Examples

In this section, we outline some possible use case examples of the underwriting middleware.

Some high-level example use cases include decentralizing the strategy selection process for yield aggregators, providing underwriting service for DAOs wanting to lend to another DAO, providing risk assessment service for DAOs wanting to deploy their protocol-owned liquidity, etc.

Credit Market Example

Orange DAO wants to lend to Red DAO, but is unsure whether Red DAO will not default. Red DAO is requesting to borrow 1M USD, and is proposing to pay back 1.1M USD in a year. Red DAO will make a proposal(step 0) to RAMM.

If Red DAO is providing collateral, the managers will assess(step 1) whether the collateral is liquid enough. If they are not, the managers will assess the creditworthiness of Red DAO.

  1. If the managers decide the collateral/creditworthiness is sound given the 10% rate, they will buy Red DAO bondlongZCB.

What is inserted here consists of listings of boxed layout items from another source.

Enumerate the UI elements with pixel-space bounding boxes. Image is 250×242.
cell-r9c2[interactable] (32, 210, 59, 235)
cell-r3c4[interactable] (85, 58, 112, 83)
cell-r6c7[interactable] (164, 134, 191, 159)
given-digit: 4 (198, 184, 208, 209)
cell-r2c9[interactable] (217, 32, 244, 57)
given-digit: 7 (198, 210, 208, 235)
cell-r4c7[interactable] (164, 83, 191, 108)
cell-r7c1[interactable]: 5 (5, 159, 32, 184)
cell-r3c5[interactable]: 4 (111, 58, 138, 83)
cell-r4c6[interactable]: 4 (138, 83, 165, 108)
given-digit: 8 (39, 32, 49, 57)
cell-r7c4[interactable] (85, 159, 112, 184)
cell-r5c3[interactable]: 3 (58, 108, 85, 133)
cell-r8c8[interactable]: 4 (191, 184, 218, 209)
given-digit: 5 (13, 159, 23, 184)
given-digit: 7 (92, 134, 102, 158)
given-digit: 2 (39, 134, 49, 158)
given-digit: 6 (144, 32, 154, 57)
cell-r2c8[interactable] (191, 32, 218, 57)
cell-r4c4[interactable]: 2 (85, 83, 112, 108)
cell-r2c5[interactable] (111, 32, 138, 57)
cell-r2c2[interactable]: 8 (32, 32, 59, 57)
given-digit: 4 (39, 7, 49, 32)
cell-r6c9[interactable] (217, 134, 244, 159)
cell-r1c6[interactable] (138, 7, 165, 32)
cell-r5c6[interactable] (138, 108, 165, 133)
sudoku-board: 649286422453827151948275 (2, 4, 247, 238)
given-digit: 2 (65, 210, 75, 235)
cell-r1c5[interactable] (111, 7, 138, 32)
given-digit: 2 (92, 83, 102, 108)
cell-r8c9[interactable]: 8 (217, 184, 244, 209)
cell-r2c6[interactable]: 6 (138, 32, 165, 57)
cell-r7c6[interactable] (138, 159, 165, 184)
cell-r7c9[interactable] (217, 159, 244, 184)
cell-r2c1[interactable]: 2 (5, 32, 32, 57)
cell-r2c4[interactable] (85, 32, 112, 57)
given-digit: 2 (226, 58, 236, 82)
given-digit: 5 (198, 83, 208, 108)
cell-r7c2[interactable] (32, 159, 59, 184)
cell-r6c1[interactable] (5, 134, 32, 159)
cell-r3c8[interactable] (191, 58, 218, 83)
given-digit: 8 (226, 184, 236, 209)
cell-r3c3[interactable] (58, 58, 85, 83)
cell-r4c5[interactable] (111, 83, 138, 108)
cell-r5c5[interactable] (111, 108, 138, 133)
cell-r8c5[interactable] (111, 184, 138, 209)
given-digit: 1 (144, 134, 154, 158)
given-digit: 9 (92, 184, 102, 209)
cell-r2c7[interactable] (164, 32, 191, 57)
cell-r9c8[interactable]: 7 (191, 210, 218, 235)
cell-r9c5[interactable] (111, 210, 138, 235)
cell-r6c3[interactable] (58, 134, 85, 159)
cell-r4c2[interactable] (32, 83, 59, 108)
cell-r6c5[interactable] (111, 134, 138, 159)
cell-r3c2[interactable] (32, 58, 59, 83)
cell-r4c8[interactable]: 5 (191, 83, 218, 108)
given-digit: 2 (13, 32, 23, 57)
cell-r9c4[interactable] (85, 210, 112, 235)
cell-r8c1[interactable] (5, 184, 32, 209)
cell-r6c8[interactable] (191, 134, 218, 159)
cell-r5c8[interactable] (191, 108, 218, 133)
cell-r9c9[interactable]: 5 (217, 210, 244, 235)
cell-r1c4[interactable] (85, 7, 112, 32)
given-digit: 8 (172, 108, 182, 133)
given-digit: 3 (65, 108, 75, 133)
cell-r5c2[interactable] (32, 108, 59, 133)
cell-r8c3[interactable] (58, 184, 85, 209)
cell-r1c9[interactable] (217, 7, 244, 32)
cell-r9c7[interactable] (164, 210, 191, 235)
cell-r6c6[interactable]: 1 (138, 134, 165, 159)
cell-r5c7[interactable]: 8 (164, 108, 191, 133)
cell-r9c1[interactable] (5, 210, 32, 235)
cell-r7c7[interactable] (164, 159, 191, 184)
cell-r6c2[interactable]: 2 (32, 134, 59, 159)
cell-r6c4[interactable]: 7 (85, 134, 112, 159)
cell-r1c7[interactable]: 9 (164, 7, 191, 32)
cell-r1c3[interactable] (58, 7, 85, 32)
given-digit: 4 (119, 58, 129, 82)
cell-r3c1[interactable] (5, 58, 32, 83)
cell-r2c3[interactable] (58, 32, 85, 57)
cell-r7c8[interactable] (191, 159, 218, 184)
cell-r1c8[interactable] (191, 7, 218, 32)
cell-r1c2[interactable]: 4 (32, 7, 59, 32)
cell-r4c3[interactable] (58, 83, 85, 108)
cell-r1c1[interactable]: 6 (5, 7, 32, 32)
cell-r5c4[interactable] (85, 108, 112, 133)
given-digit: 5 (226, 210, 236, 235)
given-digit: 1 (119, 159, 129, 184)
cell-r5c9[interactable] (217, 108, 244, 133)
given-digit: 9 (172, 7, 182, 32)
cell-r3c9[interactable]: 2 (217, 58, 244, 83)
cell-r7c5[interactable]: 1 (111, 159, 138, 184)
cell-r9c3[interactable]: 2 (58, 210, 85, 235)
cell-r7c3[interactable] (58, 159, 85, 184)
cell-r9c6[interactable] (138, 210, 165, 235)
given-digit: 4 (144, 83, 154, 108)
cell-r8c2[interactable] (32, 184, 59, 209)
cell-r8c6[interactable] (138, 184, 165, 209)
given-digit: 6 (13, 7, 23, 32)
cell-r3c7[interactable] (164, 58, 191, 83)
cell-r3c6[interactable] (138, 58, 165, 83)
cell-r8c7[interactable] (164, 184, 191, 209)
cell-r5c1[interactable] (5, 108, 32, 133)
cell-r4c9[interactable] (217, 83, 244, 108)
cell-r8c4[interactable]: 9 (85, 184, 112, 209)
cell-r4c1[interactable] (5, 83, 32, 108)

  2. If hedgers decide the collateral/creditworthiness is not sound given the 10% rate, they will buy Red DAO bondshortZCB.

  3. If Orange DAO is leaning bullish on Red DAO's collateral/creditworthiness they can buy longZCB(take more risk for more returns) or buy shortZCB(take less risk for less returns)

Why decentralized underwriting? Maybe one of the many participating managers knows for sure that Red DAO will repay. They can then buy a lot of longZCB to voice their opinion, which effectively includes more information to the decision aggregation.

Let's say the total collateral used to buy longZCB - buy shortZCB is 200K. This is the effective insurance fund for Orange DAO, and Orange DAO needs to supply the additional 800K if they still want to lend to Red DAO. Once approvalCriterion is met, Orange DAO can supply 800K to the Middleware which then sends a total 1M USD to the Red DAO's receiver contract, where Red DAO's collateral is escrowed.(step2).

Now, anyone can trade in the AMM as a tool to long or short Red DAO credit default swaps(step 3).

At maturity(step 4), let's study two possible scenarios :

a) When RedDAO does not default and repays 1.1M USD, the 100K profit is split by OrangeDAO and the managers. Since Orange DAO took less risk, they will make fewer percentage gains than the managers.

b) When RedDAO repays 800K, Orange DAO does not lose any funds. The managers receives only the Red DAO's collateral if it is collateralized, or nothing if it was uncollateralized.

c) When RedDAO repays< 800K, Orange DAO starts to lose funds. The Red DAO's collateral will be split between the managers and Orange DAO in proportion to amount of loss incurred

Yield Strategy Example

Orange DAO wants to invest in Yellow DAO's Banana Vault, but is unsure whether Red DAO will not rug and get hacked, or if the Banana strategy will not incur losses. Orange DAO is thinking of investing 800K USD. Orange DAO will make a proposal(step 0) to RAMM.

The managers will assess(step 1) whether the Red DAO is legitimate, whether the contracts are well audited, and if the strategy's expected APY is positive.

  1. If the managers are bullish on Banana, they will buy BananalongZCB.

  2. If hedgers are bearish with Banana they will buy BananashortZCB.

  3. If Orange DAO is leaning bullish on Banana they can choose to buy longZCB(take more risk for more returns) or buy shortZCB(take less risk for less returns)

Why decentralized underwriting? Maybe one of Orange DAO investors knows for sure Banana is a bad investment. They can then buy a lot of shortZCB to voice their opinion, which effectively includes more information in the decision aggregation.

Let's say the total collateral used to buy longZCB - buy shortZCB is 200K. This is the effective insurance fund for Orange DAO, and Orange DAO needs to supply the additional 800K, if they still want to invest in Banana. Once approvalCriterion is met, Orange DAO can supply 800K to the Middleware which then sends a total of 1M USD to the Banana contract in a single tx. (step2).

Now, anyone can trade in the AMM as a tool to speculate on Banana's returns(step 3).

When OrangeDAO decides to withdraw from Banana(step 4), let's study two possible scenarios :

a) When Banana makes an x % positive return, 1M * x% profit is split by OrangeDAO and the managers. Since Orange DAO took less risk, they will make fewer percentage gains than the managers.

b) When Banana returns 800K, Orange DAO does not lose any funds. The managers receive nothing.

c) When Banana returns< 800K, Orange DAO starts to lose funds.